In sum, the Commissioner's decision should be reversed and remanded for further proceedings consistent with this Report and Recommendation. On remand, the Commissioner will necessarily consider the additional evidence presented to the Appeals Council as it is now part of the record and will be relevant to any future decision, as Plaintiff is insured for DIB through December 31, 2020.
The ALJ should reconsider Plaintiff's alleged mental impairments, being careful to determine whether these impairments are medically determinable based on clinical observations. If so, the ALJ should then determine whether the impairments are severe or non-severe and, if Plaintiff does in fact have medically determinable mental impairments, even if those impairments are not severe, the ALJ should consider any resulting functional limitations when formulating Plaintiff's RFC.
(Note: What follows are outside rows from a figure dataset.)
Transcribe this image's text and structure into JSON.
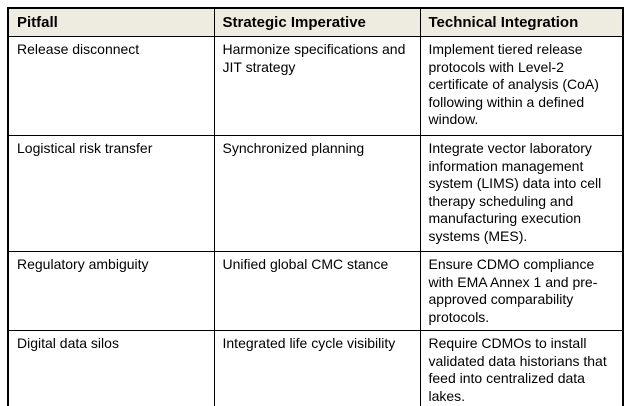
{
  "table": {
    "title": "pitfall-strategy-table",
    "columns": [
      "Pitfall",
      "Strategic Imperative",
      "Technical Integration"
    ],
    "rows": [
      {
        "pitfall": "Release disconnect",
        "imperative": "Harmonize specifications and JIT strategy",
        "integration": "Implement tiered release protocols with Level-2 certificate of analysis (CoA) following within a defined window."
      },
      {
        "pitfall": "Logistical risk transfer",
        "imperative": "Synchronized planning",
        "integration": "Integrate vector laboratory information management system (LIMS) data into cell therapy scheduling and manufacturing execution systems (MES)."
      },
      {
        "pitfall": "Regulatory ambiguity",
        "imperative": "Unified global CMC stance",
        "integration": "Ensure CDMO compliance with EMA Annex 1 and pre-approved comparability protocols."
      },
      {
        "pitfall": "Digital data silos",
        "imperative": "Integrated life cycle visibility",
        "integration": "Require CDMOs to install validated data historians that feed into centralized data lakes."
      }
    ]
  },
  "colors": {
    "header_bg": "#eeece1",
    "border": "#000000",
    "text": "#000000",
    "body_bg": "#ffffff"
  }
}
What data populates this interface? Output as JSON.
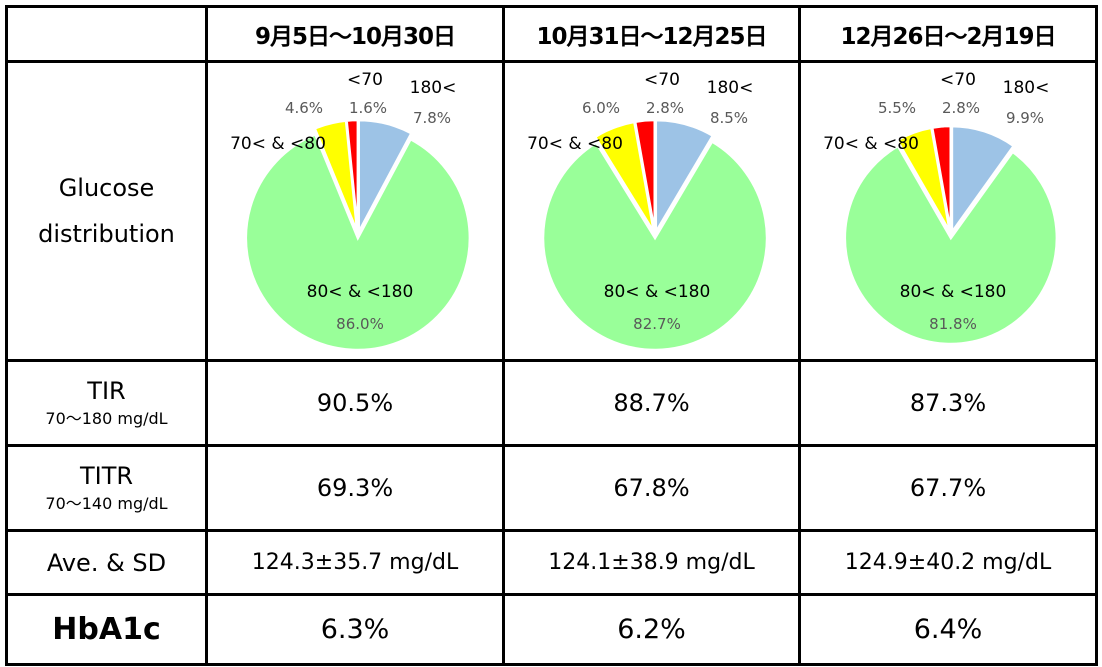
{
  "row_labels": {
    "glucose_line1": "Glucose",
    "glucose_line2": "distribution",
    "tir": "TIR",
    "tir_range": "70〜180 mg/dL",
    "titr": "TITR",
    "titr_range": "70〜140 mg/dL",
    "ave_sd": "Ave. & SD",
    "hba1c": "HbA1c"
  },
  "periods": [
    {
      "label": "9月5日〜10月30日",
      "tir": "90.5%",
      "titr": "69.3%",
      "ave_sd": "124.3±35.7 mg/dL",
      "hba1c": "6.3%"
    },
    {
      "label": "10月31日〜12月25日",
      "tir": "88.7%",
      "titr": "67.8%",
      "ave_sd": "124.1±38.9 mg/dL",
      "hba1c": "6.2%"
    },
    {
      "label": "12月26日〜2月19日",
      "tir": "87.3%",
      "titr": "67.7%",
      "ave_sd": "124.9±40.2 mg/dL",
      "hba1c": "6.4%"
    }
  ],
  "chart_data": [
    {
      "type": "pie",
      "categories": [
        "180<",
        "80< & <180",
        "70< & <80",
        "<70"
      ],
      "values": [
        7.8,
        86.0,
        4.6,
        1.6
      ],
      "labels": [
        "7.8%",
        "86.0%",
        "4.6%",
        "1.6%"
      ],
      "colors": [
        "#9DC3E6",
        "#99FF99",
        "#FFFF00",
        "#FF0000"
      ]
    },
    {
      "type": "pie",
      "categories": [
        "180<",
        "80< & <180",
        "70< & <80",
        "<70"
      ],
      "values": [
        8.5,
        82.7,
        6.0,
        2.8
      ],
      "labels": [
        "8.5%",
        "82.7%",
        "6.0%",
        "2.8%"
      ],
      "colors": [
        "#9DC3E6",
        "#99FF99",
        "#FFFF00",
        "#FF0000"
      ]
    },
    {
      "type": "pie",
      "categories": [
        "180<",
        "80< & <180",
        "70< & <80",
        "<70"
      ],
      "values": [
        9.9,
        81.8,
        5.5,
        2.8
      ],
      "labels": [
        "9.9%",
        "81.8%",
        "5.5%",
        "2.8%"
      ],
      "colors": [
        "#9DC3E6",
        "#99FF99",
        "#FFFF00",
        "#FF0000"
      ]
    }
  ]
}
Finally, the ALJ should carefully consider all medical records recording symptoms and signs of impairments, especially evidence relevant to the Listing at 1.04
RECOMMENDATION
Based on the foregoing, it is recommended that the Commissioner's decision be REVERSED AND REMANDED for further proceeding consistent with this Report and Recommendation. The parties are advised of their right to file an objection to this Report and Recommendation with the Clerk of this Court by August 12th , 2019, in accordance with 28 U.S.C. § 636 and Fed. R. Civ. P. 72. The failure to timely object to this Report and Recommendation results in waiver of appellate review of the recommended ruling. Moore v. United States, 950 F.2d 656 (10th Cir. 1991); cf. Marshall v. Chater, 75 F.3d 1421, 1426 (10th Cir. 1996) ("Issues raised for the first time in objections to the magistrate judge's recommendation are deemed waived.").
This Report and Recommendation disposes of all issues referred to the undersigned Magistrate Judge in the captioned matter, and any pending motion not specifically addressed herein is denied.
ENTERED this 23rd day of July, 2019.